Die akustische Ausgabe kann im einfachsten Fall mit einem Summer erfolgen. Besser wird allerdings ein Lautsprecher eingesetzt, der breitbandig Quittierungstöne und Sprachmeldungen ausgeben kann. Während frühere Systeme zuvor aufgenommene Audio-Schnipsel zusammensetzten, um Meldungen auszugeben, wie etwa bei der Ansage von Uhrzeit und Datum , bietet mittlerweile Text to Speech (TTS) die Freiheit, beliebige Texte in beliebigen Sprachen aus einem Textfile auszugeben. Der Wortschatz ist damit praktisch nicht limitiert und funktioniert genau wie die Spracheingabe lokal im System ohne Internetverbindung zur Laufzeit.

Implementierung

Die Entwicklung eines Sprachdialogs
Bild 2. Die Entwicklung eines Sprachdialogs.
© Hy-Line

Mithilfe einer Entwicklungsumgebung auf Web-Basis sind die folgenden Schritte erforderlich, um ein System für die eigene Anwendung zu definieren. Der Sprachdialog, also das Aktivierungswort, mit dem die Aufmerksamkeit des Systems auf Eingabe hergestellt wird, sowie die zulässigen Kommandos und deren Parameter werden im Webtool als Texteingabe zusammengestellt (Bild 2). Während der Eingabe findet bereits der erste Verarbeitungsschritt statt: Grapheme, also eingegebene Zeichen, werden in Phoneme, also kleinste akustische Bestandteile der Sprache umgewandelt.

Der Ablauf zur Laufzeit
Bild 3. Der Ablauf zur Laufzeit.
© Hy-Line

Sind alle Worte definiert, werden mit den KI-basierten Algorithmen die definierten Sprachressourcen in ein statistisches und ein semantisches Modell übersetzt und zum Download angeboten. Das Ergebnis wird in die Zielplattform heruntergeladen und ge-startet. Dann kann der Netzwerkstecker gezogen werden – das Endprodukt läuft autark. Der Ablauf in der fertigen Applikation ist in Bild 3 dargestellt.

Audio-Technologie
Erstaunlich sind die Fähigkeiten des Gehirns, mit zwei Ohren und der Geometrie des Kopfes Geräusche zu isolieren und andere ganz auszublenden. So gelingt es uns, auch an einem Tisch im Restaurant mit vielen Gästen uns auf das Gespräch mit dem Gegenüber zu fokussieren, die ebenso redenden Nachbarn und das Geklapper des Geschirrs aber auszublenden. Für ein Sprachsystem ist dies nicht so einfach. Erst durch die Hilfe eines Richtmikrofons oder elektronischer Filter erzielt das System eine ebenso hohe Erkennungsqualität durch Steigerung des Signal-Stör-Abstands. Das Richtmikrofon muss dabei nicht die lange Bauform haben, die man aus TV-Interviews kennt. Ein Array (Anordnung) mehrerer Einzelmikrofone ermöglicht, auch aus einer lauten Umgebung den Sprecher des »Wake Words« zu identifizieren und ihm bei Bedarf zu folgen. Damit steigert sich die Erkennungsgenauigkeit, die Reaktionsgeschwindigkeit und die Akzeptanz des Systems enorm. Die gleiche Technologie lässt sich auf der Audio-Ausgabeseite verwenden, um den Schall gezielt in eine Richtung abzustrahlen.

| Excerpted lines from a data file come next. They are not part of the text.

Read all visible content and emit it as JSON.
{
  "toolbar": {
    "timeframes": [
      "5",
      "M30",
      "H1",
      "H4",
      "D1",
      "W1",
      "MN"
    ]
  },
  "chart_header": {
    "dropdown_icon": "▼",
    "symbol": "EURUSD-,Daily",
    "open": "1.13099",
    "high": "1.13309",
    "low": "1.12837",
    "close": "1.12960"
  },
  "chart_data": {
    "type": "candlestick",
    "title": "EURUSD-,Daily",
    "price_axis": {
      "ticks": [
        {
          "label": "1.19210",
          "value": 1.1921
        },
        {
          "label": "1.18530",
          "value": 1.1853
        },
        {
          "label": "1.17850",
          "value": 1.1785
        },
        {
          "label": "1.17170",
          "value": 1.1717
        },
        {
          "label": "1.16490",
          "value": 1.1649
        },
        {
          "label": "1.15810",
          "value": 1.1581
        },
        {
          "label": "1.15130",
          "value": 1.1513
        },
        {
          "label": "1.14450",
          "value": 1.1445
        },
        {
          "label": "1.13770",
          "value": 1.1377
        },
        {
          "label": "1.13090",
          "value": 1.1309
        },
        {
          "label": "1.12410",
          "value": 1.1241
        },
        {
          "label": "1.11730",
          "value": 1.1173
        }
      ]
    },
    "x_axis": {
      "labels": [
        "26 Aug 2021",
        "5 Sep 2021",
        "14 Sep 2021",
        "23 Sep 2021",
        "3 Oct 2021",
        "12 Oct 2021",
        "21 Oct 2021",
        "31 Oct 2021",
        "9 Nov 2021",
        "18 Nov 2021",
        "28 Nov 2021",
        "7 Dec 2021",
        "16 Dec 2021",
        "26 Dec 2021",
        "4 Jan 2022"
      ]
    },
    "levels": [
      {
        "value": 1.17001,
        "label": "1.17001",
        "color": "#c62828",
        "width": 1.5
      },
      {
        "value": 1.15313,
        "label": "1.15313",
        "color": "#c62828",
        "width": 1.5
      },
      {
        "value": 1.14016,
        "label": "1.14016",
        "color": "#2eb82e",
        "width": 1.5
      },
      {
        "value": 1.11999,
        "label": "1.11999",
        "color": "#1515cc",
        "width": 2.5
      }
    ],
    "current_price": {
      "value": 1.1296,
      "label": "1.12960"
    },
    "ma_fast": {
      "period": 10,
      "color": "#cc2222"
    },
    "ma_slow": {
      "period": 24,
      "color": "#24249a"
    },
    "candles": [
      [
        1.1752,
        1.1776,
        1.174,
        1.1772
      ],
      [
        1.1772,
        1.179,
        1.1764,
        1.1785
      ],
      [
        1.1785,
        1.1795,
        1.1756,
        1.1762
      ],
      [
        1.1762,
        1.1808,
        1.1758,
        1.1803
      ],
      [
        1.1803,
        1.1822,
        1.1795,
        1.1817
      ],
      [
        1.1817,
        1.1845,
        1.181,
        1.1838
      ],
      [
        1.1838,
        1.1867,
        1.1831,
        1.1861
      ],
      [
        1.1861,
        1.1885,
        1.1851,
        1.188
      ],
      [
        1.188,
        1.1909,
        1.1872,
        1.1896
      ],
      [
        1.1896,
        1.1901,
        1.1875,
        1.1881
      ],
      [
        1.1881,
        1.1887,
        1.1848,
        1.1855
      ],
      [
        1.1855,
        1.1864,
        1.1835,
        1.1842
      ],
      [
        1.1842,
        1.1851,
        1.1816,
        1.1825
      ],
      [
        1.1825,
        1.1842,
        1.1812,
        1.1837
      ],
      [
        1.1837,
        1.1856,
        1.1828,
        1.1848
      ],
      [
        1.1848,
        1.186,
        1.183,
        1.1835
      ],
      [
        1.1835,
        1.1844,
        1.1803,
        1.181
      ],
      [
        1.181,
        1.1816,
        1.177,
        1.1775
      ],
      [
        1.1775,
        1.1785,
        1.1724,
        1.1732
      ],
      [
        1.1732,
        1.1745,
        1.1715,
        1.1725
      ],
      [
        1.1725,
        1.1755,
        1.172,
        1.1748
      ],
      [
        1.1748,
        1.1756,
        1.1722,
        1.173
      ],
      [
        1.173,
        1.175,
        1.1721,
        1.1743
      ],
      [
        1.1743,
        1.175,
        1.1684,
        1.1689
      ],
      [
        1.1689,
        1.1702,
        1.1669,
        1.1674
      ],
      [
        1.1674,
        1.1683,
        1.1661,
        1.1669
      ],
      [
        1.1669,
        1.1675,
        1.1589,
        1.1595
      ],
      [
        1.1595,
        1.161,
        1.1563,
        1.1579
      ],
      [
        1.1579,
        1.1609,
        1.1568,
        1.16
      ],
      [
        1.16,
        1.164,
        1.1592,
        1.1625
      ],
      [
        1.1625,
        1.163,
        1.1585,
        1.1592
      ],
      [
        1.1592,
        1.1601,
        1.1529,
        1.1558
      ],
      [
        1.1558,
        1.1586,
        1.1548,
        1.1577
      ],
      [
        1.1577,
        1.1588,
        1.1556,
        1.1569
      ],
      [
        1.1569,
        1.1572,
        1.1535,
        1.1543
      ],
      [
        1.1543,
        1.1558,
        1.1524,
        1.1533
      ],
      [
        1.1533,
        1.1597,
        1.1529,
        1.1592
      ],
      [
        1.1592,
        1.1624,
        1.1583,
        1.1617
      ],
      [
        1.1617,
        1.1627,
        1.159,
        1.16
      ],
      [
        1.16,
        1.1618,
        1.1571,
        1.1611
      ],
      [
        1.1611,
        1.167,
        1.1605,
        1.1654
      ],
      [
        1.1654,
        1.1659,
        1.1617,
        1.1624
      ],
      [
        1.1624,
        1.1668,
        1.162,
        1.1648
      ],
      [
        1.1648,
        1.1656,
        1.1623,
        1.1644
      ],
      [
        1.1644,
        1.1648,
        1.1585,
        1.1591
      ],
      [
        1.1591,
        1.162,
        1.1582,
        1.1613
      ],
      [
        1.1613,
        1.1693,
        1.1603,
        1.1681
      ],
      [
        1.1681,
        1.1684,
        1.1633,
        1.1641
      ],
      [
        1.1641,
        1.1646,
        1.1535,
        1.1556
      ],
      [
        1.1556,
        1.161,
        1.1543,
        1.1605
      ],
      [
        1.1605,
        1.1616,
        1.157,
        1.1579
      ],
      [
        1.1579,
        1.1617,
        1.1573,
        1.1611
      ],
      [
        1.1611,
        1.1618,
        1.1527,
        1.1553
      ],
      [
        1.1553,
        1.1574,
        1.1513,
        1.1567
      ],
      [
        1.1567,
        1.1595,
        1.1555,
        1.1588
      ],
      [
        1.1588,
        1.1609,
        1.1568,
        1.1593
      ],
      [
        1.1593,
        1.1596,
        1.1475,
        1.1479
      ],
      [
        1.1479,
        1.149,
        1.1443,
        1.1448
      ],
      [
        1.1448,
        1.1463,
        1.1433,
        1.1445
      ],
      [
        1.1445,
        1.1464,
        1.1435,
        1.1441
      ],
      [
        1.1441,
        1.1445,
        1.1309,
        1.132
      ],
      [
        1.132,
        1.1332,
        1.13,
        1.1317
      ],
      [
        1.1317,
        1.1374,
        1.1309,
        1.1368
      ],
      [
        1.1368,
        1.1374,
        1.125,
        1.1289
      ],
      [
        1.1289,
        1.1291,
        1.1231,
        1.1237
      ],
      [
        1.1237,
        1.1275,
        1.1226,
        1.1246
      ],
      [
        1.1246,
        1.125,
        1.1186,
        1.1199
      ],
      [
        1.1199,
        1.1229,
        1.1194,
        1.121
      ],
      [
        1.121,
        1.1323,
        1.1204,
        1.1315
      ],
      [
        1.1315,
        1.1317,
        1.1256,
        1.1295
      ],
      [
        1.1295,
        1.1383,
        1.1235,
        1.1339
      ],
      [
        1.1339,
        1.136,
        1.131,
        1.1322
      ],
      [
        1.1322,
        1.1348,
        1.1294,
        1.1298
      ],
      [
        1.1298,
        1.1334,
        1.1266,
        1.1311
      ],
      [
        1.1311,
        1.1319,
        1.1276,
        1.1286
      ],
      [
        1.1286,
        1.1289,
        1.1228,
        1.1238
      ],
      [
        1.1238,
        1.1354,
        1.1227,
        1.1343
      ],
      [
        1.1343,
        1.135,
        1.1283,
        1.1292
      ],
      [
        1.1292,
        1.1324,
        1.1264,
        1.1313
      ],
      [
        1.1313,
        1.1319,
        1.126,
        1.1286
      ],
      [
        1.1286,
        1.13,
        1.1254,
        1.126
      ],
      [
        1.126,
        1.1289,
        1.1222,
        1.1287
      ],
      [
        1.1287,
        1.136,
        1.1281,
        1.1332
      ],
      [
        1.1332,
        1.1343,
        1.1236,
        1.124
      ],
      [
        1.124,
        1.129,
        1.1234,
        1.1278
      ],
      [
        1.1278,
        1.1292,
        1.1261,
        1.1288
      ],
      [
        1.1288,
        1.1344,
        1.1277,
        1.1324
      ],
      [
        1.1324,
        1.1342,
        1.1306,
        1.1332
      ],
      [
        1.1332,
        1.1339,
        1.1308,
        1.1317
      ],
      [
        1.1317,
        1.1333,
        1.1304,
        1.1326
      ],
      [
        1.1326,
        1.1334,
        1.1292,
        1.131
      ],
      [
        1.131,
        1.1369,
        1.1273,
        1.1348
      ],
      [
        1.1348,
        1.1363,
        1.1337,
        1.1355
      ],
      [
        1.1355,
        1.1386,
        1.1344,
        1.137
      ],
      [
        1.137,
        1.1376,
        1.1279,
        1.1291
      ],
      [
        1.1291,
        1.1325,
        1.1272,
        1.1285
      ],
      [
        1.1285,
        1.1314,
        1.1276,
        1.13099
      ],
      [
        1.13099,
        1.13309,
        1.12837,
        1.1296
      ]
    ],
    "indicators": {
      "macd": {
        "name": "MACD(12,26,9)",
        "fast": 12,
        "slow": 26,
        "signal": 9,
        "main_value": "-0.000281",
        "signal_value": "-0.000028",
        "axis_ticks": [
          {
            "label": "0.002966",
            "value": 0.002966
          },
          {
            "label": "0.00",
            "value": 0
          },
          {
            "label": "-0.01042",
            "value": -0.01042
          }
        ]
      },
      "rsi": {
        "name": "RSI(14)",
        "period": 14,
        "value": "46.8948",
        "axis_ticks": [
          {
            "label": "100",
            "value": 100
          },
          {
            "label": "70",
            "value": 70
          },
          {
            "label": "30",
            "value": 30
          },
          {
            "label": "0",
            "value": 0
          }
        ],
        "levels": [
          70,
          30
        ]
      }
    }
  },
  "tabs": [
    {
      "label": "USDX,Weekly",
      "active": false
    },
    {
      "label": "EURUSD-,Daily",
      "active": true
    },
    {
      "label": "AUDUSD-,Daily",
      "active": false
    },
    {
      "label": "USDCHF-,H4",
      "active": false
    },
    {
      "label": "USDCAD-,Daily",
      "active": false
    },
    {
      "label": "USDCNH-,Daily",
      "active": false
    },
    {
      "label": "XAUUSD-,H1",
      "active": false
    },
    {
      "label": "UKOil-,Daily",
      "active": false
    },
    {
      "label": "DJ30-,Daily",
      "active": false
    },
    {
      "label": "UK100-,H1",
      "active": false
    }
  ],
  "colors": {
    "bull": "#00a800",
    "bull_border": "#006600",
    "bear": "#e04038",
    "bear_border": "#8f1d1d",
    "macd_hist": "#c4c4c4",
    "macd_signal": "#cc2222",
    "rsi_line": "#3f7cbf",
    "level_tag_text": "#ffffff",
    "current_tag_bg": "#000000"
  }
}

Neue Dimension für das User-Interface

Mit der Ergänzung durch Sprache gewinnt jedes User Interface eine neue Dimension. Die Implementierung ist einfacher als gedacht, denn mit dem Starterkit lassen sich nicht nur sofort Demos starten, sondern auch erste Schritte mit eigenen Kommandos und Ausgaben gehen. Für die Implementierung von Protokollen zur Ansteuerung externer Geräte steht ein SDK zur Verfügung. Durch die State-of-the-art-Technologie arbeitet das System un- abhängig vom Sprecher; 30 Sprachen sind vordefiniert. Auch auf Plattformen mit beschränkten CPU- und Speicher-Ressourcen ist die Lösung einsetzbar. Unter Umständen reicht hier auch ein digitaler Signalprozessor. Know-how in der Verarbeitung und Aufbereitung von Audio-Signalen garantiert ein zuverlässiges, schnelles System ganz ohne Online-Verbindung.

 

Rudolf Sosnowsky von Hy-Line
Rudolf Sosnowsky von Hy-Line.
© Hy-Line

Der Autor:

Rudolf Sosnowsky ist Leiter Technik bei der Hy-Line Computer Components Vertriebs GmbH in Unterhaching.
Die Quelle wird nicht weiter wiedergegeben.